I know that none of us would want to be in a situation where we are out in the wilderness with no shelter, but this is an idea. Lots of work in this, but some ideas about how to provide pretty good shelter eventually for yourself and your family.


----------



## weedygarden (Apr 27, 2011)

https://primitivetechnology.wordpress.com/

The guy has a blog which shows other primitive ideas.


----------



## TheLazyL (Jun 5, 2012)

I like the heated floor/sleeping area!

Wonder why no windows?


----------



## weedygarden (Apr 27, 2011)

TheLazyL said:


> I like the heated floor/sleeping area!
> 
> Wonder why no windows?


I think it is because it is a primitive build. I imagine trekking in the woods and building a shelter such as this. There would not be any windows in some scenarios. Windows would help with knowing what is going on outside.

I was concerned about the door. I appreciate how difficult it might be to make one, but with all the other things he accomplished, a more secure door would be a good idea, IMHO.

I guess I am a little weird. I have always wanted to do some primitive building of a shelter. This looks about as good as anything I have seen.


----------



## Gians (Nov 8, 2012)

Great video, at first I thought he was making a drain when he was putting the floor heater in. Maybe one reason he has no windows is because of rain, think it was filmed somewhere in the south pacific. Where ever he is, they have some nice clay soil.


----------



## Tirediron (Jul 12, 2010)

Cool video , thank you for posting it, I watched it then checked out his other stuff, he is in Australia according to his Blog, he has done a couple of other vids too, Amazing what someone with some skill and effort can do with "whatever is laying around" :2thumb:


----------



## crabapple (Jan 1, 2012)

I like the Video, Thanks.


----------



## HenryCavis (Jul 28, 2016)

This looks interesting! Primitive homes, a new concept to explore with.


----------



## LastOutlaw (Jun 1, 2013)

The skills and tips on how to do things in this video are great. 
I couldn't help wondering if there was a huge stack of food just off camera. 
If you have ever watched the show "Naked and Afraid" you know that feeding yourself and purified water are the biggest problems to deal with and keeping your calorie count up while doing all the work of survival are crucial. In a real life survival scenario most time is spent looking for food and even that can use more calories than you can intake depending on where you are located.


----------



## oldasrocks (Jun 30, 2012)

LastOutlaw said:


> The skills and tips on how to do things in this video are great.
> I couldn't help wondering if there was a huge stack of food just off camera.
> If you have ever watched the show "Naked and Afraid" you know that feeding yourself and purified water are the biggest problems to deal with and keeping your calorie count up while doing all the work of survival are crucial.

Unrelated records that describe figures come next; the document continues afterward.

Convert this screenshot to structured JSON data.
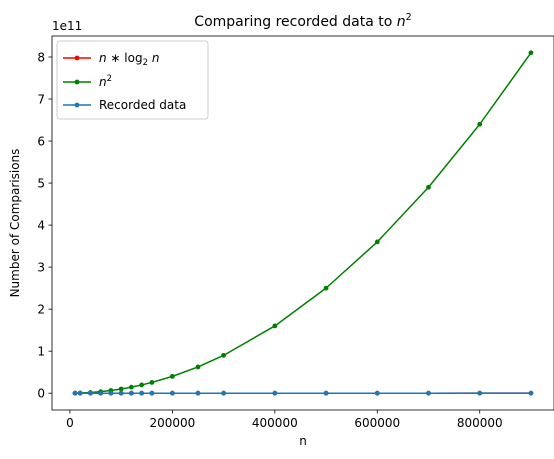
{
  "chart_data": {
    "type": "line",
    "title_prefix": "Comparing recorded data to ",
    "title_math_base": "n",
    "title_math_exp": "2",
    "xlabel": "n",
    "ylabel": "Number of Comparisions",
    "offset_text": "1e11",
    "xlim": [
      -35000,
      945000
    ],
    "ylim": [
      -0.4,
      8.5
    ],
    "y_unit": 100000000000.0,
    "x_ticks": [
      0,
      200000,
      400000,
      600000,
      800000
    ],
    "x_tick_labels": [
      "0",
      "200000",
      "400000",
      "600000",
      "800000"
    ],
    "y_ticks": [
      0,
      1,
      2,
      3,
      4,
      5,
      6,
      7,
      8
    ],
    "y_tick_labels": [
      "0",
      "1",
      "2",
      "3",
      "4",
      "5",
      "6",
      "7",
      "8"
    ],
    "grid": false,
    "legend_position": "top-left",
    "x": [
      10000,
      20000,
      40000,
      60000,
      80000,
      100000,
      120000,
      140000,
      160000,
      200000,
      250000,
      300000,
      400000,
      500000,
      600000,
      700000,
      800000,
      900000
    ],
    "series": [
      {
        "name": "n * log2 n",
        "legend_math": {
          "a": "n",
          "op": " ∗ log",
          "sub": "2",
          "b": " n"
        },
        "color": "#ff0000",
        "values": [
          132877,
          285754,
          611508,
          952326,
          1303017,
          1660964,
          2024652,
          2392861,
          2764698,
          3520385,
          4482892,
          5458381,
          7446522,
          9465784,
          11512169,
          13579542,
          15663484,
          17764846
        ]
      },
      {
        "name": "n^2",
        "legend_math": {
          "a": "n",
          "sup": "2"
        },
        "color": "#008000",
        "values": [
          100000000,
          400000000,
          1600000000,
          3600000000,
          6400000000,
          10000000000,
          14400000000,
          19600000000,
          25600000000,
          40000000000,
          62500000000,
          90000000000,
          160000000000,
          250000000000,
          360000000000,
          490000000000,
          640000000000,
          810000000000
        ]
      },
      {
        "name": "Recorded data",
        "color": "#1f77b4",
        "values": [
          135000,
          290000,
          620000,
          960000,
          1310000,
          1670000,
          2030000,
          2400000,
          2770000,
          3530000,
          4490000,
          5470000,
          7460000,
          9480000,
          11530000,
          13600000,
          15680000,
          17780000
        ]
      }
    ]
  }
}
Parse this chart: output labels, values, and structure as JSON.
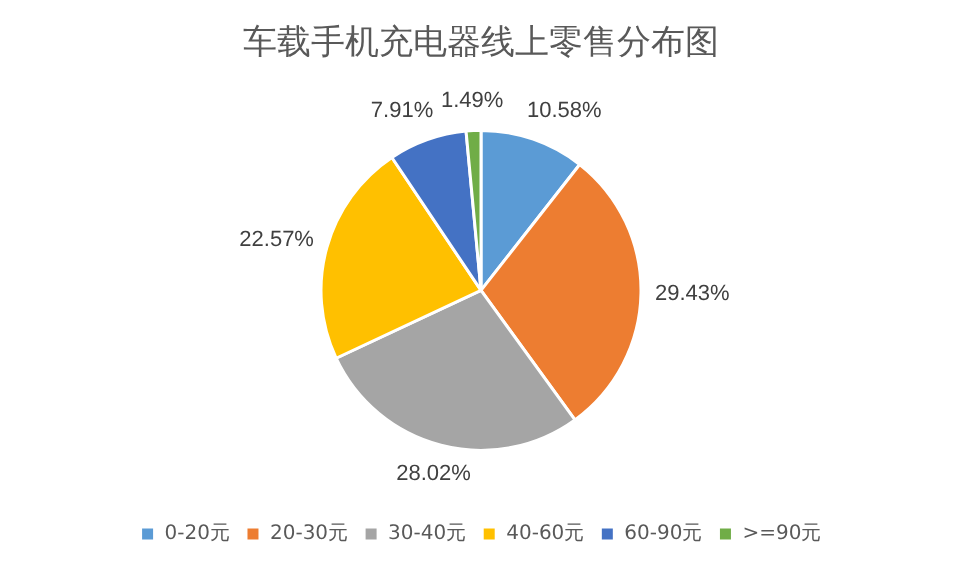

In a real life survival scenario most time is spent looking for food and even that can use more calories than you can intake depending on where you are located.


Excellent point. I read that homesteaders spent 70 to 80% of their time feeding themselves. Modern day building and living came about when a few could raise enough food to feed the crowd.


----------



## crabapple (Jan 1, 2012)

He has a lot of vids on Primitive living.


----------



## weedygarden (Apr 27, 2011)

*Grass hut*

In this video, he builds a grass hut.


----------



## Meerkat (May 31, 2011)

I lived in a tent for 6 months a big 2 room one. In Homestead Florida in the early 70s. Had a great time fishing at Key Largo. We caught so many fish we just cooked em all up and threw away the ones that did'nt taste right.


----------



## weedygarden (Apr 27, 2011)

Meerkat, I have known several people who have lived in tents for a summer or a little longer.

Here is another hut video by the same man. This one is done with palm tree fronds.





I love living in my home, but we never know when we might be in a very different situation and building one of these would be the only shelter we might have.


----------